2 cups blanched, toasted almonds, coarsely chopped or slivered
1 cup raisins, Zante raisins (currants), or golden raisins
1 cup chopped dates
1 teaspoon grated lemon peel
1 teaspoon ground cinnamon
1/4 teaspoon ground cloves
1/4 teaspoon grated nutmeg
1/8 teaspoon ground black pepper
1/2 cup flour

3/4 cup sugar
3/4 cup honey
3 tablespoons butter


Mix the dry ingredients in a bowl, set aside.
Grease a 9 to 11 inch springform or tart pan with a removable bottom.  Line
it with baker's parchment and grease the parchment.

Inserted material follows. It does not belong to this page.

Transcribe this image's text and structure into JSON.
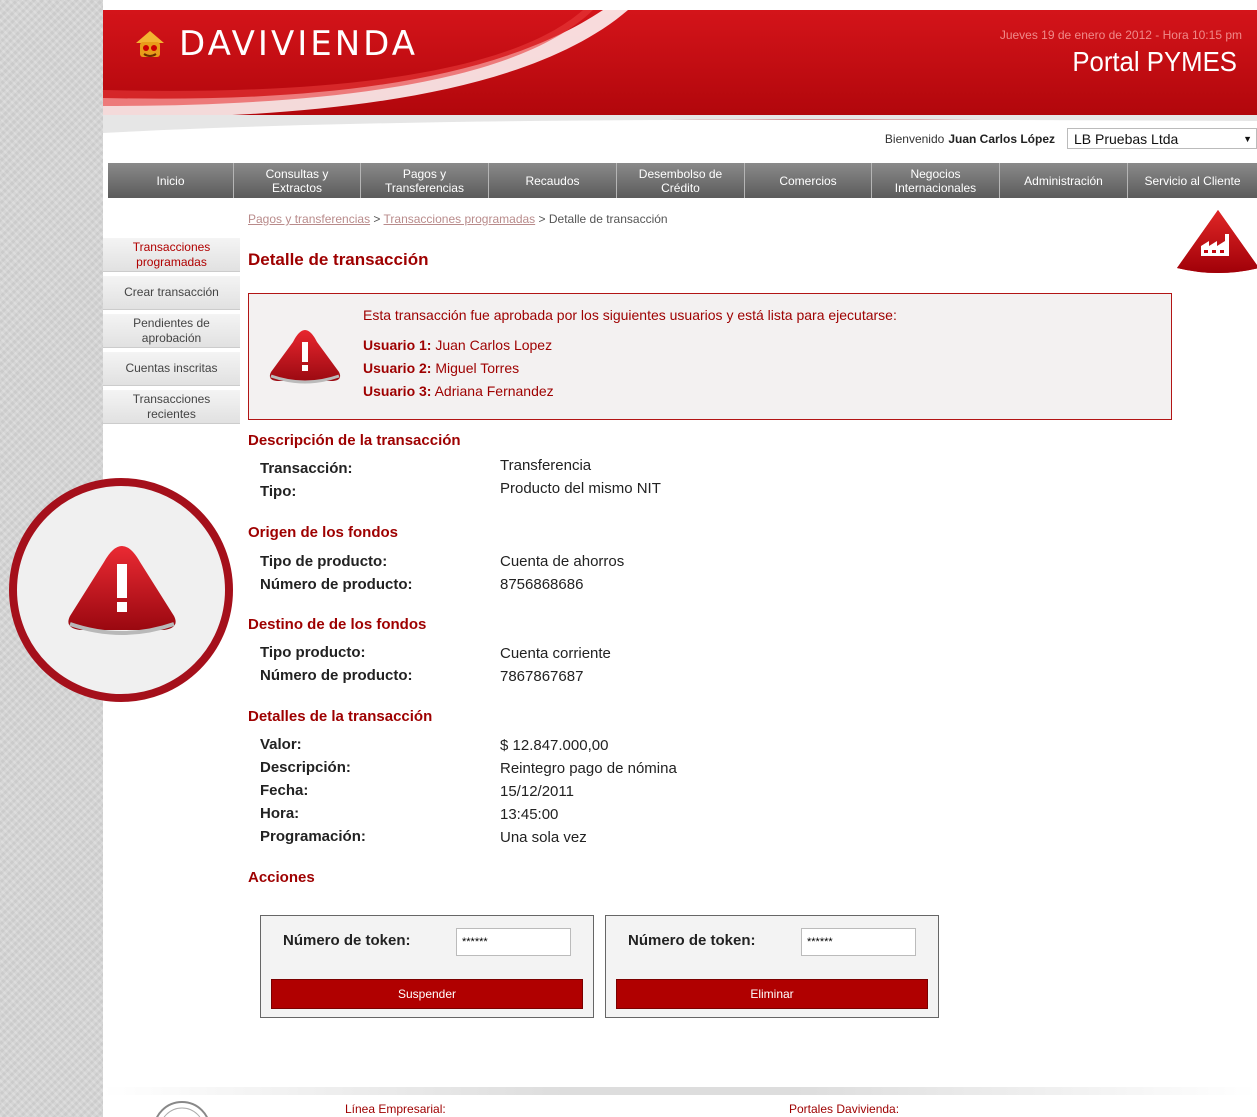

Combine the sugar, honey and butter in a small sauce pan and bring to a boil
over medium heat.  When the syrup is between the soft and firm ball stages
(about 245 degrees F), thoroughly mix the syrup into the dry ingredients to
make a stiff batter.
Scrape the batter into the prepared pan.  Spread and smooth it.
Bake in a pre-heated 300 degree F oven for about 40 minutes.
Remove from the oven and let cool about 15 minutes.  Separate the walls from
the base.
Allow the panforte to cool on the base.
Remove from base.  Peel off parchment and serve.